Comme dans de nombreuses villes de France, une cérémonie de commémoration de la traite, de l’esclavage et de leurs abolitions avait lieu, ce dimanche 10 mai.
Depuis 2006, le 10 mai est tous les ans la journée nationale de mémoire de la traite, de l'esclavage et de leurs abolitions. Cette année, cette journée marquait aussi le 25eme anniversaire de la loi du 10 mai 2001, dite loi Taubira, qui a fait de la France l'un des premiers pays au monde à reconnaître la traite et l'esclavage comme crime contre l'humanité.
A Dijon, la cérémonie s’est tenue au stade Paul Doumer où est installée une plaque commémorative qui témoigne « de la volonté de la municipalité de rassembler les citoyens autours de la compréhension du passé pour bâtir l’avenir ensemble dans une ville exemplaire ».
Environ 80 personnes étaient présentes ce dimanche pour participer à cette cérémonie qui fut très solennelle et qui a été présidée par Aurélie Contrecivile, sous-préfète et directrice de cabinet de la préfète de la région Bourgogne-Franche-Comté et de la Côte-d'Or. Parmi les personnalités politiques locales, il y avait Antoine Hoareau, premier adjoint de la maire de Dijon, Catherine Hervieu, députée de la 2eme circonscription de Côte-d’Or, Michel Neugnot, vice-président du conseil régional et Patrick Chappuis, vice-président du conseil départemental. Enfin, les autorités militaires étaient représentées par le général de division Christophe Husson et par le lieutenant-colonel Hervé de Barbeyrac.

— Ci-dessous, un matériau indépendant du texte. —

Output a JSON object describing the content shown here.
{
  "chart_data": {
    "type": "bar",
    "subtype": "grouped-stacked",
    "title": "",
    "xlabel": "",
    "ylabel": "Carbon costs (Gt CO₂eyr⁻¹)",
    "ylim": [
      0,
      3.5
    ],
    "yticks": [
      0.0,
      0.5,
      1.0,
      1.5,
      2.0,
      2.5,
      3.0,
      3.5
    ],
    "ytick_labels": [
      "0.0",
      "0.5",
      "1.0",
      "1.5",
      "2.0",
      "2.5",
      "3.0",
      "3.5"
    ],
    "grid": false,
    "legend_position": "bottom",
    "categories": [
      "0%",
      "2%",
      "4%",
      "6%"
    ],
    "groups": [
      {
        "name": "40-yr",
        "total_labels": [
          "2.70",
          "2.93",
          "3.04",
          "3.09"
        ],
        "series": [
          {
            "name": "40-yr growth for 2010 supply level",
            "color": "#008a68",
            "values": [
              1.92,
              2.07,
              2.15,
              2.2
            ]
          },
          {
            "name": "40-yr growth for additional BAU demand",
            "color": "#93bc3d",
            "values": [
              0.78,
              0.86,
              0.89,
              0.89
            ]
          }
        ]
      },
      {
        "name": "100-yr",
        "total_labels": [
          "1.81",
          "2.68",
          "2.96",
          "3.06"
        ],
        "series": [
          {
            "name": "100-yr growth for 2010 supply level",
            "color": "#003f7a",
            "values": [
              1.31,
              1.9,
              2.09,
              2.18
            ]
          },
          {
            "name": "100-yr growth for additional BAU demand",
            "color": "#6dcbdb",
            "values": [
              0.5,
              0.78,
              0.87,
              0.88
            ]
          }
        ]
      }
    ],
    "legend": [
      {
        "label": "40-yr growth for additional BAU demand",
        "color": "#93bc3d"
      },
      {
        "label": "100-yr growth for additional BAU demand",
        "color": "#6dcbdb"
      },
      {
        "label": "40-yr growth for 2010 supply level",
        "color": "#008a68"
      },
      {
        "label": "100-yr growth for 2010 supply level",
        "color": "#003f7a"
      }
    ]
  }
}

« L’esclavage est un attentat contre la dignité humaine »
La cérémonie a été marquée par plusieurs prises de parole avec notamment celle d’Antoine Hoareau. Le premier adjoint à la mairie de Dijon a rappelé les faits historiques liés à l’esclavage avec le décret d’abolition du 27 avril 1848 qui a proclamé l’esclavage comme étant « un attentat contre la dignité humaine », puis la loi Taubira en 2001. Antoine Hoareau a aussi fait référence au poète et homme politique Aimé Césaire et son discours sur le colonialisme :
« Cette mémoire de l’esclavage nous oblige à transmettre cette histoire dans toute sa complexité ». Et selon Antoine Hoareau « dans un monde où subsistent encore des formes d’exploitation, ce message reste profondément actuel ».
« La liberté et la dignité ne sauraient souffrir d’aucunes exceptions »
La sous-préfète Aurélie Contrecivile est également revenue sur le long cheminement qu’il a fallu avant d’arriver à l’abolition de l’esclavage au 19eme siècle et la reconnaissance de cette pratique comme un crime contre l'humanité. Aujourd’hui, « la liberté et la dignité ne sauraient souffrir d’aucunes exceptions », selon Aurélie Contrecivile qui a toutefois rappelé que le combat n’est pas encore terminé : « Les Nations-unis estiment à 50 millions le nombre de personnes souffrant d’un asservissement comparable dans le monde. Comment peut-on encore clamer aujourd’hui la supériorité supposée des uns sur les autres et justifier d’un lien de servilité ! Notre présence ce jour reflète notre engagement commun dans la lutte contre la persistance de cette pratique inhumaine ».
Aux discours prononcés par les personnalités politiques, se sont ajoutées trois lectures de textes symbolisant la lutte contre l’esclavagisme. Des élèves du collège Champollion de Dijon, présents pour l’occasion, ont également chanté à plusieurs reprises avant qu’une Marseillaise ne soit entonnée par l’ensemble des personnes présentes. La cérémonie s’est terminée par le dépôt de plusieurs roses blanches devant la plaque commémorative de la ville de Dijon de la traite et de l’esclavage.